State the center, the vertices, the foci, the lengths of the major and minor axis for the following ellipse. ((x-1)^2/25)+((y+3)^2/9=1
We'll recall the general equation of the ellipse:
(x - h)^2/a^2 + (y - k)^2/b^2 = 1
The center of the ellipse is no longer (0,0), but (h,k).
Now, we'll check the given equation of the ellipse. We notice that the larger of the values a and b is 25 and it is the denominator of x fraction, therefore the major axis of the ellipse is horizontal.
In our case, the center of ellipse is C(1 , -3).
To determine the horizontal vertices of the ellipse, we'll add and subtract 5 from x value: A(6 , -3) and A'(-4 , -3).
To determine the vertical vertices of the ellipse, we'll add and subtract 3 from x value: B(1 , 0) and B'(1 , -6).
Since a = 5 and b = 3, we'll determine the lengths of the major and minor axis.
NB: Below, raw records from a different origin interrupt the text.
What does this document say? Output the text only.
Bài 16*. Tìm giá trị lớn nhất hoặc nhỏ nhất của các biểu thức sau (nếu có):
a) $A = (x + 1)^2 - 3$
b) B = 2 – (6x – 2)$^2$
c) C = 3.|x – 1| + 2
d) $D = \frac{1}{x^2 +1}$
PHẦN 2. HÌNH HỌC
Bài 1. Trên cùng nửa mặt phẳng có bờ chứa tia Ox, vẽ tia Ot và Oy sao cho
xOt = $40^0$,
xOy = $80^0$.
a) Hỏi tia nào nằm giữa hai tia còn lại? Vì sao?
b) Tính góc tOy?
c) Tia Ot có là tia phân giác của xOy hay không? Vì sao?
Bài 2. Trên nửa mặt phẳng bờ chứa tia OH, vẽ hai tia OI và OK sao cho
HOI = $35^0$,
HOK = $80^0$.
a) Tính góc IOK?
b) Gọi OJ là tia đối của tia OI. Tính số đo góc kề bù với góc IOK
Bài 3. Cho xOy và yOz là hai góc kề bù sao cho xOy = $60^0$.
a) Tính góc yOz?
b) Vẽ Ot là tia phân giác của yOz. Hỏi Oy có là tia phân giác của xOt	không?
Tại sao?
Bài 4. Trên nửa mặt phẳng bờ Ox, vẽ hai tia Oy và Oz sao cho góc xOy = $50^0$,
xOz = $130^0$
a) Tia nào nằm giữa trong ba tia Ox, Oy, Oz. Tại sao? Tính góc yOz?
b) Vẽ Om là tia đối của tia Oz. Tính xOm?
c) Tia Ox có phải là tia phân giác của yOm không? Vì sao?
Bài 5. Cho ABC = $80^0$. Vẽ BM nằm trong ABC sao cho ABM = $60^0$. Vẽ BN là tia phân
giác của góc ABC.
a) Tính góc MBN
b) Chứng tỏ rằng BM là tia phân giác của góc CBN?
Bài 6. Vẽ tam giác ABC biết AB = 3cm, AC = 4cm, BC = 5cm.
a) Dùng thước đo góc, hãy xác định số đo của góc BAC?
The major axis length is given by 2a = 2*5 = 10
The minor axis length is given by 2b = 2*3 = 6
To find the coordinates of the foci, we need to determine the value of c first.
c = sqrt(a^2 - b^2)
c = sqrt(25 - 9)
c = sqrt16
c = +/-4
Now, we'll determine the foci adding and subtracting 4 from x value, since the foci are located on the major axis, that is x axis, in this case.
The coordinates of the foci are: F(5,-3) and F'(-3 , -3).
The center of ellipse: C(1 , -3). The vertices of ellipse: A(6 , -3), A'(-4 , -3), B(1 , 0) and B'(1 , -6). The coordinates of the foci are: F(5,-3) and F'(-3 , -3). The lengths of the major and minor axis: 2a=10 and 2b=6.